Deputi Bidang Perlindungan Khusus Anak Kementerian Pemberdayaan Perempuan dan Perlindungan Anak Nahar menegaskan bahwa penyelesaian kasus tindak pidana kekerasan seksual tidak dapat dilakukan di luar proses peradilan.  

"Perkara tindak pidana kekerasan tidak dapat dilakukan penyelesaian di luar proses peradilan, termasuk dengan cara-cara tertentu yang dilakukan oleh terduga pelaku agar kasusnya tidak dilanjutkan," kata Nahar saat dihubungi di Jakarta, Jumat.  

Hal ini dikatakan Nahar menanggapi kasus pemerkosaan terhadap seorang remaja perempuan 17 tahun di Pantai Pancer, Pulau Merah, Banyuwangi, Jawa Timur, yang dilakukan oleh dua warga Desa Pancer berinisial EK (21) dan DPP (20).  

Dalam kasus tersebut, keluarga tersangka membujuk keluarga korban agar mau menyelesaikan kasus ini secara kekeluargaan dan bersedia mencabut laporan polisi dengan iming-iming pelaku akan menikahi korban.

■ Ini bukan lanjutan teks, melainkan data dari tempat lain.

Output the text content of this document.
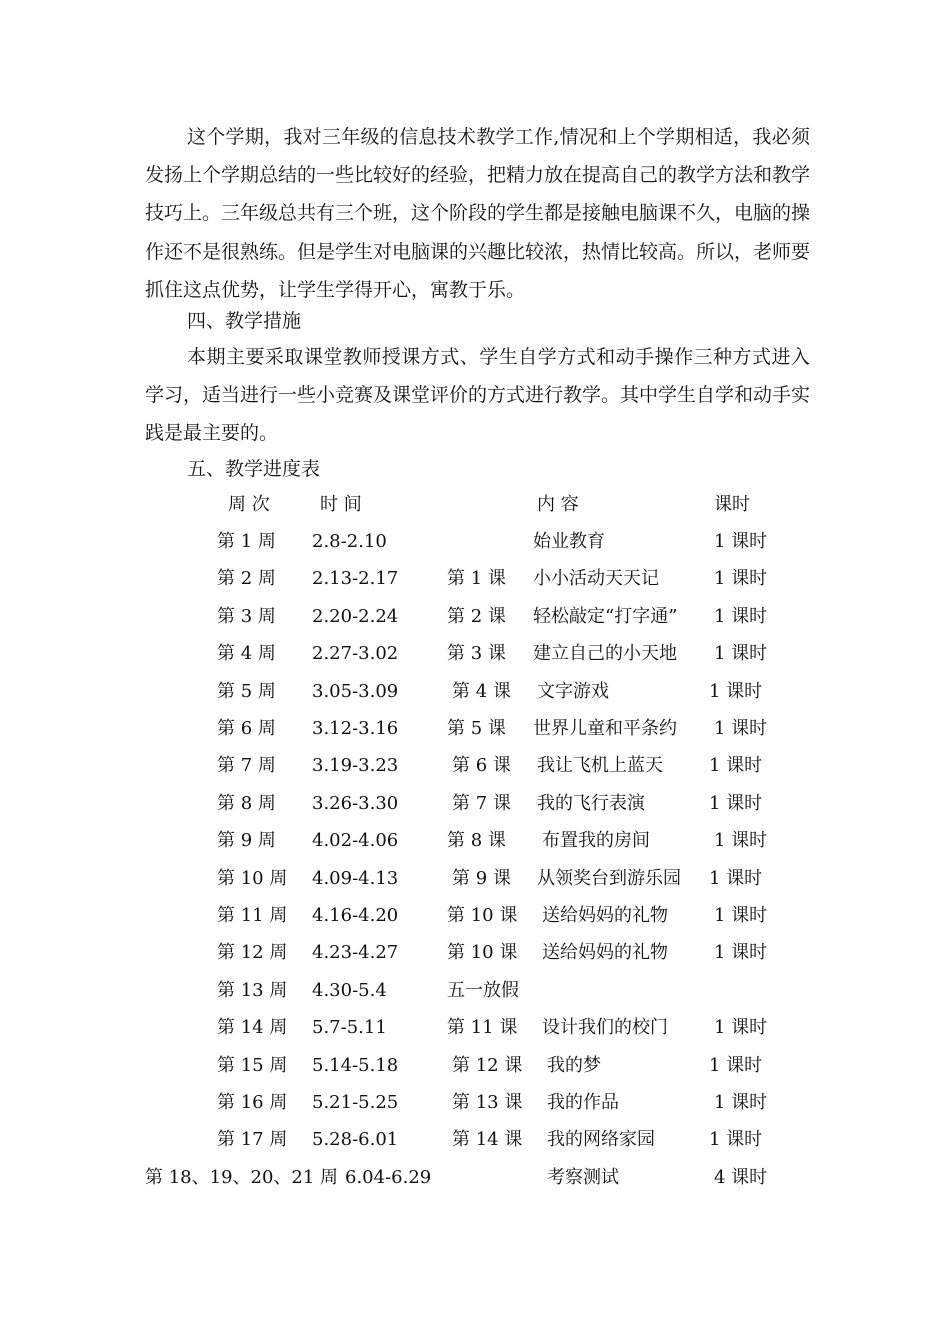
这个学期，我对三年级的信息技术教学工作,情况和上个学期相适，我必须发扬上个学期总结的一些比较好的经验，把精力放在提高自己的教学方法和教学技巧上。三年级总共有三个班，这个阶段的学生都是接触电脑课不久，电脑的操作还不是很熟练。但是学生对电脑课的兴趣比较浓，热情比较高。所以，老师要抓住这点优势，让学生学得开心，寓教于乐。

四、教学措施

本期主要采取课堂教师授课方式、学生自学方式和动手操作三种方式进入学习，适当进行一些小竞赛及课堂评价的方式进行教学。其中学生自学和动手实践是最主要的。

五、教学进度表

周 次	时 间	内 容	课时
第 1 周 2.8-2.10	始业教育	1 课时
第 2 周 2.13-2.17	第 1 课 小小活动天天记	1 课时
第 3 周 2.20-2.24	第 2 课 轻松敲定“打字通” 1 课时
第 4 周 2.27-3.02	第 3 课 建立自己的小天地 1 课时
第 5 周 3.05-3.09	第 4 课 文字游戏	1 课时
第 6 周 3.12-3.16	第 5 课 世界儿童和平条约 1 课时
第 7 周 3.19-3.23	第 6 课 我让飞机上蓝天	1 课时
第 8 周 3.26-3.30	第 7 课 我的飞行表演	1 课时
第 9 周 4.02-4.06	第 8 课 布置我的房间	1 课时
第 10 周 4.09-4.13	第 9 课 从领奖台到游乐园 1 课时
第 11 周 4.16-4.20	第 10 课 送给妈妈的礼物	1 课时
第 12 周 4.23-4.27	第 10 课 送给妈妈的礼物	1 课时
第 13 周 4.30-5.4	五一放假
第 14 周 5.7-5.11	第 11 课 设计我们的校门	1 课时
第 15 周 5.14-5.18	第 12 课 我的梦	1 课时
第 16 周 5.21-5.25	第 13 课 我的作品	1 课时
第 17 周 5.28-6.01	第 14 课 我的网络家园	1 课时
第 18、19、20、21 周 6.04-6.29	考察测试	4 课时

Nahar pun meminta agar upaya tersebut tidak dilakukan oleh keluarga tersangka.

"Kami mengingatkan agar upaya tersebut tidak dilakukan. Pernikahan anak dan menikahkan anak dengan pelaku kekerasan seksual masuk kategori TPKS, yaitu pemaksaan perkawinan, dan dapat diancam pidana sesuai dengan Pasal 10 Undang-undang Nomor 12 Tahun 2022 tentang Tindak Pidana Kekerasan Seksual," katanya.

Sebelumnya, pada Jumat (26/4), seorang anak perempuan (17) menjadi korban pemerkosaan di Pantai Pancer, Pulau Merah, Banyuwangi, yang dilakukan dua warga Desa Pancer berinisial EK (21) dan DPP (20).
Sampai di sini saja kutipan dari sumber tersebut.